Do you have any decorative round tins that such as candies or cookies came in? That would make an interesting housing if a compatable size. or the bottom of an inverted mesh trash can.....
Get one of thos lage popcorn tins, get 4 of those logic boards, and hook up an X-Grid in it using FireWire. If one of the 4 or 5 logic boards has a good ethernet, just bridge the network.
an intereting media center box. Slap that thing into the back of your tv, and run the video out to svideo or something along those lines.
In 2001, someone asked me what I thought the flat panel iMac rumored out would look like. Back then I still had a Mac LC on my desk, and I drew a picture. It was the size of an LC on the bottom (the base), and had a display that was integrated and swiveled (not on a big rod like the iMac has but instead on a tilt/swivel stand like most regular monitors). Today an iMac sits where that LC once was.
Use the MIni VGA out to connect any monitor you want to it, although I personally love the iMac's display.
I was asking around about a dead slot-load iMac at my usual salvage locale, thinking some of the cables might be useful for my previously mentioned iMac to ATX conversion, and I was directed instead to a 15" LCD iMac with unknown problems. In many pieces. Free.
So, after a couple days of piecing together what I vote to be Most Tightly Packed Macintosh Ever, I now have a headless 800MHz G4 iMac in my desk.
Aside from putting it back together, I had to put a different power connector on the back, as no one I know had an iMac power cord. Only issue it's show so far is the 256 MB Kingston SODIMM only shows up as 128 MB.
iantm, let me know if you need pinouts for the PSU connector. I've also got the speaker and fan power/sense line from the LCD ribbon connector.
Replying to my own post...that's just wrong.
I've got another 15" iMac G4, and it's got serious crashing issues. The motherboard has apparently been replaced once or more, so I'm guessing PSU.
What I want to do is connect it to an external PSU.

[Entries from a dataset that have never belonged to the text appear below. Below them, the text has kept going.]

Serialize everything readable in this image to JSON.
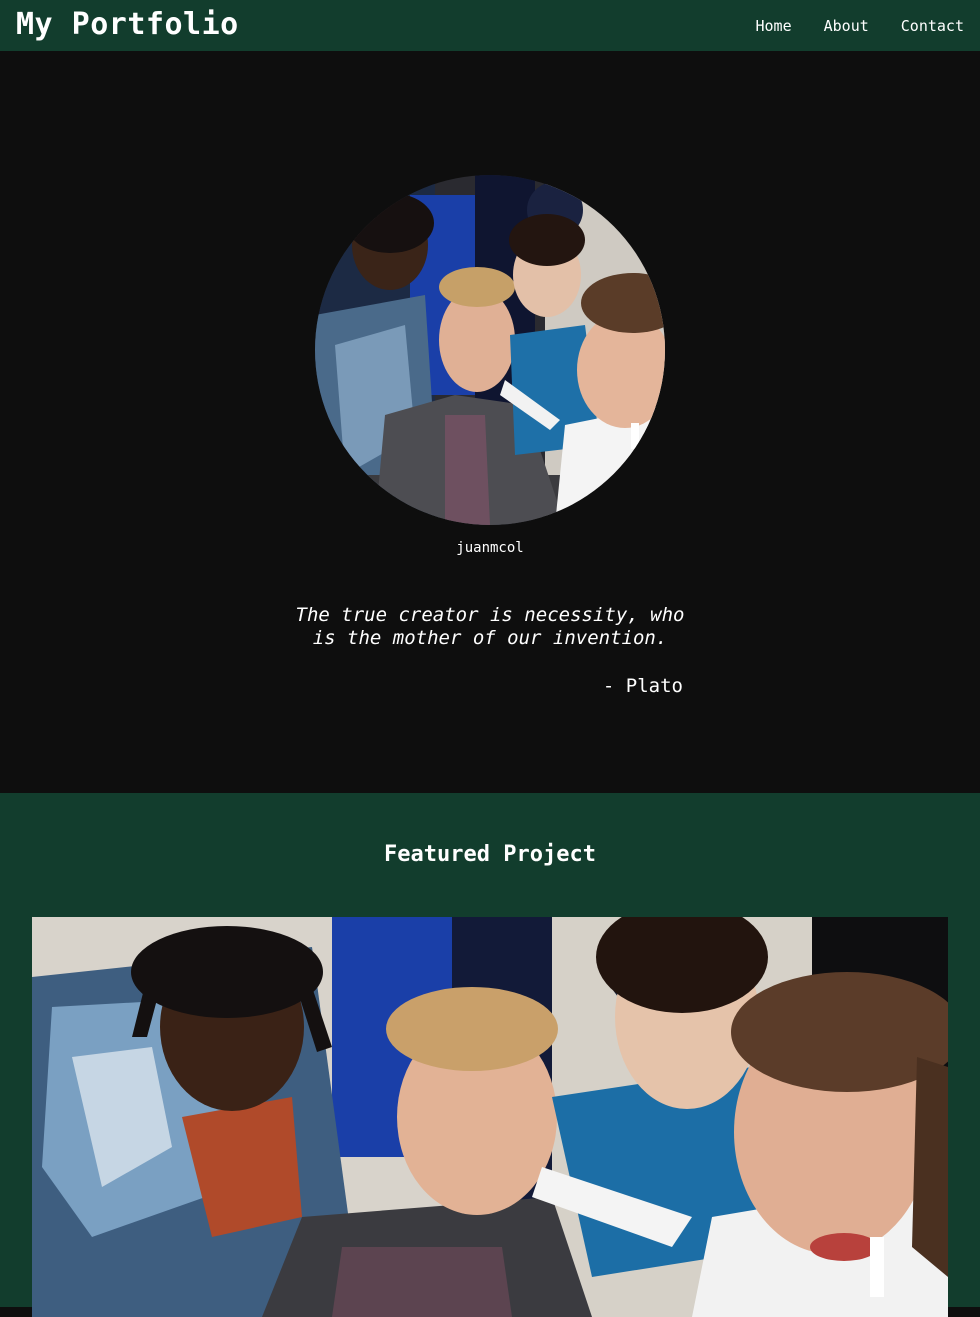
{
  "navbar": {
    "brand": "My Portfolio",
    "links": [
      "Home",
      "About",
      "Contact"
    ]
  },
  "hero": {
    "username": "juanmcol",
    "quote_line1": "The true creator is necessity, who",
    "quote_line2": "is the mother of our invention.",
    "quote_author": "- Plato",
    "avatar_image": "group-photo-four-people"
  },
  "featured": {
    "title": "Featured Project",
    "image": "group-photo-four-people"
  },
  "colors": {
    "nav_background": "#123d2d",
    "hero_background": "#0e0e0e",
    "featured_background": "#123d2d",
    "text": "#ffffff"
  }
}
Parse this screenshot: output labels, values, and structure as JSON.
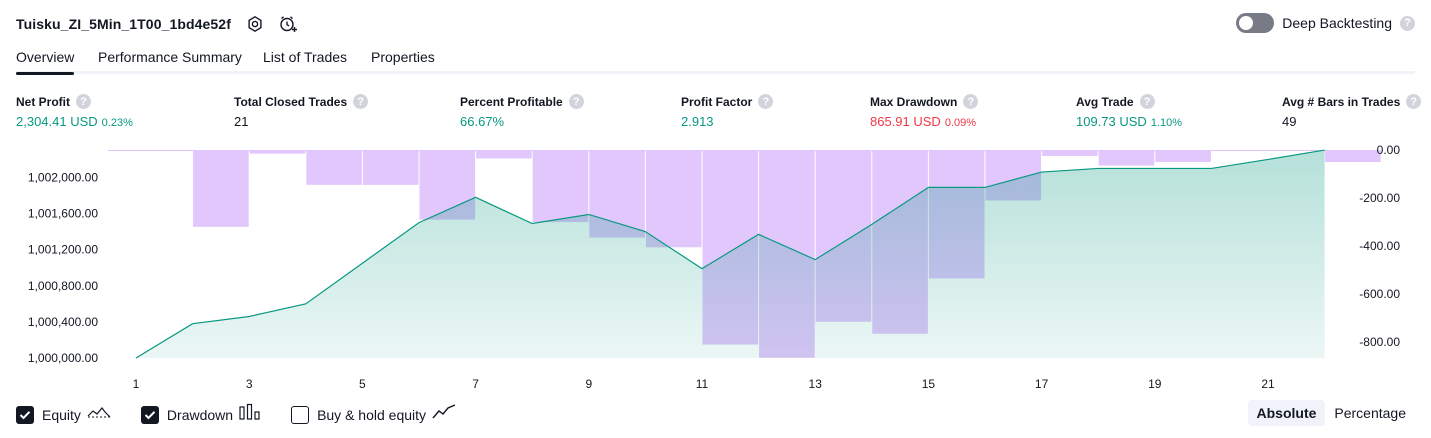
{
  "header": {
    "strategy_name": "Tuisku_ZI_5Min_1T00_1bd4e52f",
    "deep_backtesting_label": "Deep Backtesting",
    "help_glyph": "?"
  },
  "tabs": [
    {
      "label": "Overview",
      "active": true
    },
    {
      "label": "Performance Summary",
      "active": false
    },
    {
      "label": "List of Trades",
      "active": false
    },
    {
      "label": "Properties",
      "active": false
    }
  ],
  "stats": [
    {
      "label": "Net Profit",
      "value": "2,304.41 USD",
      "pct": "0.23%",
      "color": "#089981"
    },
    {
      "label": "Total Closed Trades",
      "value": "21",
      "pct": "",
      "color": "#131722"
    },
    {
      "label": "Percent Profitable",
      "value": "66.67%",
      "pct": "",
      "color": "#089981"
    },
    {
      "label": "Profit Factor",
      "value": "2.913",
      "pct": "",
      "color": "#089981"
    },
    {
      "label": "Max Drawdown",
      "value": "865.91 USD",
      "pct": "0.09%",
      "color": "#f23645"
    },
    {
      "label": "Avg Trade",
      "value": "109.73 USD",
      "pct": "1.10%",
      "color": "#089981"
    },
    {
      "label": "Avg # Bars in Trades",
      "value": "49",
      "pct": "",
      "color": "#131722"
    }
  ],
  "chart_data": {
    "type": "line",
    "x": [
      1,
      2,
      3,
      4,
      5,
      6,
      7,
      8,
      9,
      10,
      11,
      12,
      13,
      14,
      15,
      16,
      17,
      18,
      19,
      20,
      21,
      22
    ],
    "x_ticks": [
      "1",
      "3",
      "5",
      "7",
      "9",
      "11",
      "13",
      "15",
      "17",
      "19",
      "21"
    ],
    "y_left_ticks": [
      "1,000,000.00",
      "1,000,400.00",
      "1,000,800.00",
      "1,001,200.00",
      "1,001,600.00",
      "1,002,000.00"
    ],
    "y_right_ticks": [
      "0.00",
      "-200.00",
      "-400.00",
      "-600.00",
      "-800.00"
    ],
    "ylim_left": [
      1000000,
      1002304.41
    ],
    "ylim_right": [
      -865.91,
      0
    ],
    "series": [
      {
        "name": "Equity",
        "kind": "area-line",
        "color": "#089981",
        "values": [
          1000000,
          1000380,
          1000460,
          1000600,
          1001050,
          1001500,
          1001780,
          1001490,
          1001590,
          1001400,
          1000990,
          1001370,
          1001090,
          1001480,
          1001890,
          1001890,
          1002060,
          1002100,
          1002100,
          1002100,
          1002200,
          1002304
        ]
      },
      {
        "name": "Drawdown",
        "kind": "bar",
        "color": "#e1c7fc",
        "values": [
          0,
          -320,
          -15,
          -145,
          -145,
          -290,
          -35,
          -300,
          -365,
          -405,
          -810,
          -865,
          -715,
          -765,
          -535,
          -210,
          -25,
          -65,
          -50,
          0,
          0,
          -50
        ]
      }
    ]
  },
  "legend": [
    {
      "label": "Equity",
      "checked": true,
      "icon": "equity-line-icon"
    },
    {
      "label": "Drawdown",
      "checked": true,
      "icon": "drawdown-bars-icon"
    },
    {
      "label": "Buy & hold equity",
      "checked": false,
      "icon": "buy-hold-line-icon"
    }
  ],
  "mode": {
    "absolute_label": "Absolute",
    "percentage_label": "Percentage",
    "selected": "Absolute"
  }
}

The pinouts on the power connector are very simple: There's a row of 12V lines, a row of grounds, a single 3.3V line, then four wires that go to the HD/CD connectors.
The weird thing is the PSU seems to be in an always on state. Excluding the HD/CD lines, the 12V and 3.3V lines are always on. When the power button is pressed, power is then directed to the HD/CD lines and the rest of the motherboard, LCD, etc.
I'm at a loss to how I should handle connecting an external power supply, since the motherboard replaces the soft-on portion of an ATX PSU.
Best solution I can see so far is to use an AT PSU, but that would require a two-step power on and off.
Still in preliminary planning, but I'd appreciate input.
i'm off to pick up a dead g4 imac.
i'm buying it for the airport card , ram, hard drive and....
some kind of hack for the display.
this is pretty much "minute number one" in terms of how much i've looked into it.
i'll be back i'm sure. research. searches. you guys know the drill.
wish me luck.
pea
make sure you have the switch that came with the imac.
that's pretty much rule of thumb.
in many cases the switch are very specific.
by switch i mean the "power" or "on" button.
extend the wires if you must but make sure you've got all the ducks
where they go.
p
Just to note, AT power supplies don't have a 3.3v output. That's strange that the motherboard takes 12v and 3.3v, but no 5 volt. (Or maybe it isn't, come to think about it. Technology marches on.)